Zoom screenshot of the workshop participants
Participants from York University, Trent and Ryerson are shown on an ICL workshop with Chow

“We were delighted to be invited to be part of McLaughlin College’s Social Justice week’s commemorations and activities to deliver our program in conjunction with Ryerson University, Trent University, and Canada-Hong Kong Link,” said Chow. “February is Black History Month (BHM), and it is important to bring social justice causes to the forefront as part of February’s planned events and activities.”

She went on to note that it is always deeply satisfying to work with young student social justice advocates and activists to help to develop and hone their leadership skills and capacities. “I learn as much from the students as I am sure that they learn from me at these highly dynamic and interactive sessions,” she said. “They are truly uplifting and inspiring experiences.”

The pandemic and “lockdown” of universities and colleges have created the opportunity to try new ways of undertaking higher education remotely and online to enhance student engagement, motivation, and above all, learning.

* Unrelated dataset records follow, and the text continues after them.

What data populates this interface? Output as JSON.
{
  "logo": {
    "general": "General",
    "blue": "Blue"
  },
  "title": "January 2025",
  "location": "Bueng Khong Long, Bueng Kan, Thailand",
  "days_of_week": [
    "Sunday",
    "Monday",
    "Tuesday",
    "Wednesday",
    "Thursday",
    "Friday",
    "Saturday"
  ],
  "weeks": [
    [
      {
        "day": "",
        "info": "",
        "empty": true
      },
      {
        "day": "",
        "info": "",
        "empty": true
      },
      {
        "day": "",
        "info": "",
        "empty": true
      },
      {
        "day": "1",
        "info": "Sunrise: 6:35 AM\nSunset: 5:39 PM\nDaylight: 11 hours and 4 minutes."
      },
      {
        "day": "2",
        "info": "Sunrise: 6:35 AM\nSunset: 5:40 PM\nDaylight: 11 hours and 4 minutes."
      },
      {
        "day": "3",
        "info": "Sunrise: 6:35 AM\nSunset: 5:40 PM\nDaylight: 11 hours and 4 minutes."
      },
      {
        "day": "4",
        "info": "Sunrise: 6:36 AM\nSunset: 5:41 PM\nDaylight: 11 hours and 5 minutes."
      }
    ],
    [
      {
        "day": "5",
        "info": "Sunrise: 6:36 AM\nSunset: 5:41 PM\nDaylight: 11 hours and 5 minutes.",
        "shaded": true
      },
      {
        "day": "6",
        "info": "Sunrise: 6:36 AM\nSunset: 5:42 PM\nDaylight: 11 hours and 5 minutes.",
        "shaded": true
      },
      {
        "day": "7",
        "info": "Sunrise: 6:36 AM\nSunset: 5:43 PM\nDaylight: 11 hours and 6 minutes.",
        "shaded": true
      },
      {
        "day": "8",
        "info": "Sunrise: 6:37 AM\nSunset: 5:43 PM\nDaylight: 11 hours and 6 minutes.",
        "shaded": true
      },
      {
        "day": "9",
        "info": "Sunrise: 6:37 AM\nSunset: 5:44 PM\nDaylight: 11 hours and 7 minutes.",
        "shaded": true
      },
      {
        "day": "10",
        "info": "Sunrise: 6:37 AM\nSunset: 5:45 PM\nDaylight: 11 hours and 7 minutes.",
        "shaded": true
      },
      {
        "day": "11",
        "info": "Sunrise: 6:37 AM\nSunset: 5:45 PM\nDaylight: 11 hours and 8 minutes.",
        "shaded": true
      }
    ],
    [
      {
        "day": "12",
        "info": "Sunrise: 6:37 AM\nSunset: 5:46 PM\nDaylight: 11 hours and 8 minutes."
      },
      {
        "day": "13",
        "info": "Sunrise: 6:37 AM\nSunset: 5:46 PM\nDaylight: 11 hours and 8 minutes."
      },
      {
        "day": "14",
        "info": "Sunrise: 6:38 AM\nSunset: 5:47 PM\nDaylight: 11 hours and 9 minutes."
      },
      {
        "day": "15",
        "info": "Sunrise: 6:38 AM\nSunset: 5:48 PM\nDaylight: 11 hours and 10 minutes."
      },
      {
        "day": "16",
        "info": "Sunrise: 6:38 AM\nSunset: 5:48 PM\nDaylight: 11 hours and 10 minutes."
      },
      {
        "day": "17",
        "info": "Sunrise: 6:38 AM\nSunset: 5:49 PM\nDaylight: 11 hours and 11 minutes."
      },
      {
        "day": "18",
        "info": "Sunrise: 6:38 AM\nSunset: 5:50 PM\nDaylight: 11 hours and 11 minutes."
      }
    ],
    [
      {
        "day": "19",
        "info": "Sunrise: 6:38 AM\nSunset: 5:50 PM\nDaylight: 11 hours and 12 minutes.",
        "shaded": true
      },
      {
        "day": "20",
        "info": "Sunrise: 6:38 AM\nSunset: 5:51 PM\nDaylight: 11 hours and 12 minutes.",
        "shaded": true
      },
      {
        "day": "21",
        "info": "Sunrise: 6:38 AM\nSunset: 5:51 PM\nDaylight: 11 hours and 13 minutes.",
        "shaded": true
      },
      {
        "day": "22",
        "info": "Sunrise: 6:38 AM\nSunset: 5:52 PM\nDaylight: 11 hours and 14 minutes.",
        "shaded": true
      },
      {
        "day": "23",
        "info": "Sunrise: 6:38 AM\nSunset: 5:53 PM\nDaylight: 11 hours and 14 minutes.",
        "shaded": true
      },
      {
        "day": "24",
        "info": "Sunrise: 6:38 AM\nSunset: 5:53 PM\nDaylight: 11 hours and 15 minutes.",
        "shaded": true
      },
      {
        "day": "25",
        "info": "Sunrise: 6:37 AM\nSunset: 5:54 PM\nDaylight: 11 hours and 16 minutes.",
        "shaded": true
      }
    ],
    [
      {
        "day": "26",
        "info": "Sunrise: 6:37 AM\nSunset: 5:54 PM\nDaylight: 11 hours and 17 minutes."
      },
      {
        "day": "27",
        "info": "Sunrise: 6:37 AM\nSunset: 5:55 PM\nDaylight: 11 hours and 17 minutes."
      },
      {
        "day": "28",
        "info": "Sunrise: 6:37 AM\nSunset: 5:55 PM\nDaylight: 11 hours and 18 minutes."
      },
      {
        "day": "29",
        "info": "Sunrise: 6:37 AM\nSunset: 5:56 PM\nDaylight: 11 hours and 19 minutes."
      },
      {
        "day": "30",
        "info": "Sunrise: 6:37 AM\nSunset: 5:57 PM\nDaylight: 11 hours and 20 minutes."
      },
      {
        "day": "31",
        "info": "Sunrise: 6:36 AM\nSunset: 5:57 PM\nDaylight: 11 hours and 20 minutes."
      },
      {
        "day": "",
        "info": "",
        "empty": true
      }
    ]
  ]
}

“This tri-university collaboration with the ICL and Canada-Hong Kong Link, along with other social justice and political activists, provided our students with new modes and opportunities of interacting with others across university campuses and with community activists and leaders,” said Head of McLaughlin College James C. Simeon. “This is undoubtedly a meaningful form of Experiential Education (EE) that we think can really benefit as well as accelerate our students’ learning.”

Simeon also noted that with the success of this collaboration, McLaughlin College is looking forward to finding new ways to bring these types of personal capacity-building and community benefit opportunities to students in the future.